Christophe Donini, lui, a réponse à tout. Certes, il a conduit les deux membres du commando jusqu’à l’héliport, mais il ne se doutait pas de leurs intentions. Il élude certaines questions, lance un trait d’humour et semble agacer le président et le procureur Cédric Cabut. Quant à Anthony Baggiossi, «le petit», qui l’accompagnait lors de ce trajet, il revient sur la plupart de ses déclarations.
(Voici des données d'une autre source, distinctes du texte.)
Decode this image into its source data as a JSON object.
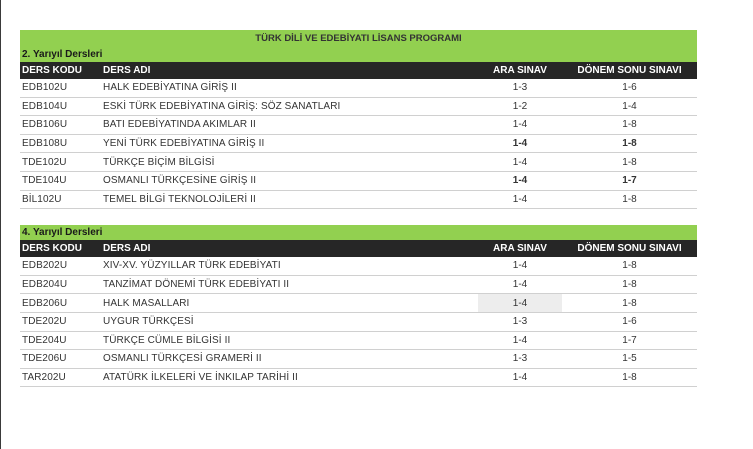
{
  "program_title": "TÜRK DİLİ VE EDEBİYATI LİSANS PROGRAMI",
  "columns": {
    "code": "DERS KODU",
    "name": "DERS ADI",
    "ara": "ARA SINAV",
    "donem": "DÖNEM SONU SINAVI"
  },
  "sections": [
    {
      "title": "2. Yarıyıl Dersleri",
      "rows": [
        {
          "code": "EDB102U",
          "name": "HALK EDEBİYATINA GİRİŞ II",
          "ara": "1-3",
          "donem": "1-6"
        },
        {
          "code": "EDB104U",
          "name": "ESKİ TÜRK EDEBİYATINA GİRİŞ: SÖZ SANATLARI",
          "ara": "1-2",
          "donem": "1-4"
        },
        {
          "code": "EDB106U",
          "name": "BATI EDEBİYATINDA AKIMLAR II",
          "ara": "1-4",
          "donem": "1-8"
        },
        {
          "code": "EDB108U",
          "name": "YENİ TÜRK EDEBİYATINA GİRİŞ II",
          "ara": "1-4",
          "donem": "1-8"
        },
        {
          "code": "TDE102U",
          "name": "TÜRKÇE BİÇİM BİLGİSİ",
          "ara": "1-4",
          "donem": "1-8"
        },
        {
          "code": "TDE104U",
          "name": "OSMANLI TÜRKÇESİNE GİRİŞ II",
          "ara": "1-4",
          "donem": "1-7"
        },
        {
          "code": "BİL102U",
          "name": "TEMEL BİLGİ TEKNOLOJİLERİ II",
          "ara": "1-4",
          "donem": "1-8"
        }
      ]
    },
    {
      "title": "4. Yarıyıl Dersleri",
      "rows": [
        {
          "code": "EDB202U",
          "name": "XIV-XV. YÜZYILLAR TÜRK EDEBİYATI",
          "ara": "1-4",
          "donem": "1-8"
        },
        {
          "code": "EDB204U",
          "name": "TANZİMAT DÖNEMİ TÜRK EDEBİYATI II",
          "ara": "1-4",
          "donem": "1-8"
        },
        {
          "code": "EDB206U",
          "name": "HALK MASALLARI",
          "ara": "1-4",
          "donem": "1-8"
        },
        {
          "code": "TDE202U",
          "name": "UYGUR TÜRKÇESİ",
          "ara": "1-3",
          "donem": "1-6"
        },
        {
          "code": "TDE204U",
          "name": "TÜRKÇE CÜMLE BİLGİSİ II",
          "ara": "1-4",
          "donem": "1-7"
        },
        {
          "code": "TDE206U",
          "name": "OSMANLI TÜRKÇESİ GRAMERİ II",
          "ara": "1-3",
          "donem": "1-5"
        },
        {
          "code": "TAR202U",
          "name": "ATATÜRK İLKELERİ VE İNKILAP TARİHİ II",
          "ara": "1-4",
          "donem": "1-8"
        }
      ]
    }
  ]
}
Bredouillant, il explique qu’il croyait participer à l’évasion de son frère, lui aussi détenu à Aiton. Il baisse la tête quand «Monsieur Donini» affirme qu’il a mal compris. Patrick Mabel, qu’on a peu entendu hier, a tout juste reconnu un petit négoce de téléphones portable mais il est formel : «Je n’ai pas participé à cette opération.»
Christine Mérigot
Le Progrès (édition du Rhône), 24 septembre 2008.
Tribunal correctionnel de Lyon :
Les trois évadés d’Aiton condamnés
À l’issue d’une semaine de débats «très intenses et tendus» selon plusieurs participants, les trois évadés d’Aiton, qui s’étaient fait la belle en hélicoptère le 10 décembre 2005, Hubert Selles, 65 ans, Jean-Claude Moretti, 31 ans, Mohamed Bessame, 32 ans, ont été condamnés hier à des peines respectives de 4, 5 et 6 ans d’emprisonnement ferme, conformément aux réquisitions du parquet. En revanche, Christophe Donini, 45 ans, accusé d’avoir effectué des repérages pour le commando qui avait pris en otage un pilote, a écopé de 5 ans, contre 9 ans requis. Enfin, le tribunal correctionnel de Lyon a prononcé une relaxe partielle en faveur de Patrick Mabel, 31 ans, qui a fourni un alibi jugé sérieux. Exit sa participation au commando, il a été condamné à 4 ans de prison pour avoir fourni un stock de puces téléphoniques utilisées dans l’opération.
Le Progrès (édition du Rhône), 27 septembre 2008.